Bill: My congratulations to your friend and I am heartwarmed that you've gotten someone to agree with you. However, you are both wrong. Who is your friend? What's his phone number? If he is real I'd like to discuss this with him. I am one who prides himself on keeping current with my industry. If I need to be corrected, who better to correct me than an award winning director.
BTW, we were discussing Televison and Video production. Cannes is a film festival.
I am in agreement that digital is taking over TV production. I have not edited on tape since 1991. I was one of the first non-linear editors in New York.
Betacam is still the video aquisition system used most in electronic filming. There has been Digital Betacam recording for almost 2 years now.
The Video Toaster (Amiga based effects and graphics system) never gained a significant ground in Broadcast Television. It was most popular as a non-broadcast device. There were some quality issues with the output and it was slower and less versatile than the deidcated boxes made by Ampex, Grass Valley, Sony and Scitex.
The Amiga went under about four years ago if you haven'y heard. Newtek, the manufacturer of the Toaster, has now ported their software to the Wintel platform. (Score one for you). But it still has not made inroads into the BROADCAST market, which is still dominated by effects systems running on SGIs, Quantel boxes or Macs (very recently). (SGI owns the high end).
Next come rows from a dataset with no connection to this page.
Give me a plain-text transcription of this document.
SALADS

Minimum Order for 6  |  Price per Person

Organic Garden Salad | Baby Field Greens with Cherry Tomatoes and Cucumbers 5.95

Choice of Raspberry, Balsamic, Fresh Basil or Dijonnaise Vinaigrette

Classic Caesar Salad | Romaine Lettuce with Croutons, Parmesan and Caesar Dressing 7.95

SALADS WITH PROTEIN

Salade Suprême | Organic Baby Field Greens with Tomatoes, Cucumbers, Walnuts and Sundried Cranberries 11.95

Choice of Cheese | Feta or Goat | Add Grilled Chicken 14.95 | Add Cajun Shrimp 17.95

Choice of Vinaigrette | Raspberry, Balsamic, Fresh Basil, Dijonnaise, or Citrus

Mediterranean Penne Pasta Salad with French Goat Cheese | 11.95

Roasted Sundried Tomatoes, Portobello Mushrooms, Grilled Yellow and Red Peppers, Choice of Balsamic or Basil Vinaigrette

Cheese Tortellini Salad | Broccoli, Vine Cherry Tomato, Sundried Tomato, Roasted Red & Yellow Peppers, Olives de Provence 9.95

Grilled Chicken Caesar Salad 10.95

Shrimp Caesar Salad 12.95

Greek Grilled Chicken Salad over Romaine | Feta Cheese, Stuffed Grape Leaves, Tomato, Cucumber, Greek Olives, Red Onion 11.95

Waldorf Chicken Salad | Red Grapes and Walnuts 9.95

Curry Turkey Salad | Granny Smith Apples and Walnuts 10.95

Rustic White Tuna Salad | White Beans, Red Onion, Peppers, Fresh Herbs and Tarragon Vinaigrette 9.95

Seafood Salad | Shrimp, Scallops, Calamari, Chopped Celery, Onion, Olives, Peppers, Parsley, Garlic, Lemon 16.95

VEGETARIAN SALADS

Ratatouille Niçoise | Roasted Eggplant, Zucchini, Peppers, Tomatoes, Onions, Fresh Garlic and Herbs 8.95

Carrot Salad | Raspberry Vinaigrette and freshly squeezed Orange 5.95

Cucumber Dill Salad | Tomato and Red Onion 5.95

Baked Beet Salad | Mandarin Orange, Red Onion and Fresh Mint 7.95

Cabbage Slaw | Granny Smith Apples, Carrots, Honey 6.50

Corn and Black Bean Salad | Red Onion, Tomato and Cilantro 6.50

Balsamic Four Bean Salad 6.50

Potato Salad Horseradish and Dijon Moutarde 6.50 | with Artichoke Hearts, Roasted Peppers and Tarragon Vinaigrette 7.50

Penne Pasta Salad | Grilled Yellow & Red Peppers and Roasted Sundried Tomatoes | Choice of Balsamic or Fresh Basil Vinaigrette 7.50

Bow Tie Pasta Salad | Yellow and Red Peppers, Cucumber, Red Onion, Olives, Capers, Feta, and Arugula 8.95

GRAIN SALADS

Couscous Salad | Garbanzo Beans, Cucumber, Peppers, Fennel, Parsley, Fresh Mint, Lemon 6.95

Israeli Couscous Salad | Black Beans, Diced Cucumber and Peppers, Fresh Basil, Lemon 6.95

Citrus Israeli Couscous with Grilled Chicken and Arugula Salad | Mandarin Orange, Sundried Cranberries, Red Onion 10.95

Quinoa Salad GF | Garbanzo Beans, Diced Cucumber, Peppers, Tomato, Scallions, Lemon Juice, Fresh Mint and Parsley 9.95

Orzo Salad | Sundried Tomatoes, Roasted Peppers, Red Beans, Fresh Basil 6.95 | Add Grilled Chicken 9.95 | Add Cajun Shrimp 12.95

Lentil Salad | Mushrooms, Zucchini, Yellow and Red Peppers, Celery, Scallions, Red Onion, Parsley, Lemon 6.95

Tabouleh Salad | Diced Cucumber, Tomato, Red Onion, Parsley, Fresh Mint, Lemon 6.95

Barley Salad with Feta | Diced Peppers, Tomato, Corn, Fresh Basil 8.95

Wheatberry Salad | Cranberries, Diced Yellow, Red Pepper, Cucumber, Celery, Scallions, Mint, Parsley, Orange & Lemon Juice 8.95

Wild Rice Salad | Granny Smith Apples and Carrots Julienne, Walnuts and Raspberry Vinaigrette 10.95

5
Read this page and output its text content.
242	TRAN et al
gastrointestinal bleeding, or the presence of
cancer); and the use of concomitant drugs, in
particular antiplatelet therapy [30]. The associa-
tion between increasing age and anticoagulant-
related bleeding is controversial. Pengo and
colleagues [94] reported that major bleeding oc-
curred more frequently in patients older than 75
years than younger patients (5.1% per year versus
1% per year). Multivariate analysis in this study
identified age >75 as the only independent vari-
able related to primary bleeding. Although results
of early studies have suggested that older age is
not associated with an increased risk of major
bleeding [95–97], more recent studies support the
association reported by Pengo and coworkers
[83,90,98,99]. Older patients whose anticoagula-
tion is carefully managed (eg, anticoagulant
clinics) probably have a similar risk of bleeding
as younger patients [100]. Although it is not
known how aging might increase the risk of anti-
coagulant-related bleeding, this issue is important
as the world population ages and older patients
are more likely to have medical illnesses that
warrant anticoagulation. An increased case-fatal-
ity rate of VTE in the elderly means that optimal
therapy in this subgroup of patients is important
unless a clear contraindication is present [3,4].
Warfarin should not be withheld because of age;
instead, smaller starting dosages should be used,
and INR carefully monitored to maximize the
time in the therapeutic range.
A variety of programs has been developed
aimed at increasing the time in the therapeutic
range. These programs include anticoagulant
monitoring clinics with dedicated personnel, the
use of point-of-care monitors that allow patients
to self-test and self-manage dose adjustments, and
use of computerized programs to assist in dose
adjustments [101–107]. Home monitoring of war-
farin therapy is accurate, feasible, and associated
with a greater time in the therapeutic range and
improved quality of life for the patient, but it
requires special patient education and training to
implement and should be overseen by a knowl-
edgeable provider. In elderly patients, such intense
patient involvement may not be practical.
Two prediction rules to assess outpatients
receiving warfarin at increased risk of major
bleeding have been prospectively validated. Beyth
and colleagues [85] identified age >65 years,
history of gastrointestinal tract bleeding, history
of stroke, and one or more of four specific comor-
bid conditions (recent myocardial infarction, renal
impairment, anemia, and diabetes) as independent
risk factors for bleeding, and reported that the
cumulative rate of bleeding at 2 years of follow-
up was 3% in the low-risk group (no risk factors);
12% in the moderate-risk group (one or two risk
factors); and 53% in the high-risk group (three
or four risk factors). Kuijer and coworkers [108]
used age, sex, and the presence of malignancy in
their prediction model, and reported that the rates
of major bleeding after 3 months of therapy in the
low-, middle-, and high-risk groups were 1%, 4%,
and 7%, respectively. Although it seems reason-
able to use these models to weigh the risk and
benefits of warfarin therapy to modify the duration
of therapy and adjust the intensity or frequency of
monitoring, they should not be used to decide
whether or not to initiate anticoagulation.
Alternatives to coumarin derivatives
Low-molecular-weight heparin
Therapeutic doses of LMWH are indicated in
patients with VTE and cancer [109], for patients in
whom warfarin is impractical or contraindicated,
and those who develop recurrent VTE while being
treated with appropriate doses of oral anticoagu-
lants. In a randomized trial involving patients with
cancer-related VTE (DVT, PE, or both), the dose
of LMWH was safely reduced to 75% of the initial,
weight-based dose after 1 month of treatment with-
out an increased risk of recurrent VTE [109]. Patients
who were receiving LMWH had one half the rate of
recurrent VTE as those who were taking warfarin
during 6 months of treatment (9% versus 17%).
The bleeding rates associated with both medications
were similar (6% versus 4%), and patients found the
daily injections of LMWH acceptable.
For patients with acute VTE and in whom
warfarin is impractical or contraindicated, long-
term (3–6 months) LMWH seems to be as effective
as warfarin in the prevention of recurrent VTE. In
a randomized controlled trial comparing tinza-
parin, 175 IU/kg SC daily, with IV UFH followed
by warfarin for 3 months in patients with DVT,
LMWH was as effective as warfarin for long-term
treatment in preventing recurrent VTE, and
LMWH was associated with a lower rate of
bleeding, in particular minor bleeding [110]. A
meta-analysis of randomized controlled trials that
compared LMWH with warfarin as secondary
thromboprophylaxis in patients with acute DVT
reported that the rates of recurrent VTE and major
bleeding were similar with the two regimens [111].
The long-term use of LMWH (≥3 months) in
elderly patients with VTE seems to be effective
For the record, I do not now nor have I ever owned any of this gear. I am a freelance editor. My clients include (this year only) PBS, MTV, Discovery, Nickelodeon, Disney Channel and VH-1. Every(and I mean every) non-linear system owned by these clients run on Macs. WNET in New York alone has 20 plus Avids now and will have 40 by the end of 1998. They also have one or more Media 100's (Mac based).
Again for the record, I do not now nor have I ever owned Apple stock. I started lurking on this board because I am considering buying AAPL.
I have no vested interest in pushing Apple. I merely made a comment that Macs have been the dominant personal computer used in Broadcast Television Post-Production, specifically non-linear editing systems. This has been true for a number of years true and continues to be true today. The only PC competition in Broadcast market has been from lightworks and they have no where near the market share of Avid. The other major Wintel based system, D-Vision is targeted mostly toward a Corporate video Market. The original PC based system. the EMC2 (which I used for more than 3 years) was a good system, but it is no longer manufactured.
I do however, personally own two Macs. But I also own a Gateway Win 95 box.
I don't know where you are coming up with your information, but it is vague and not accurate. Please post your sources if you can.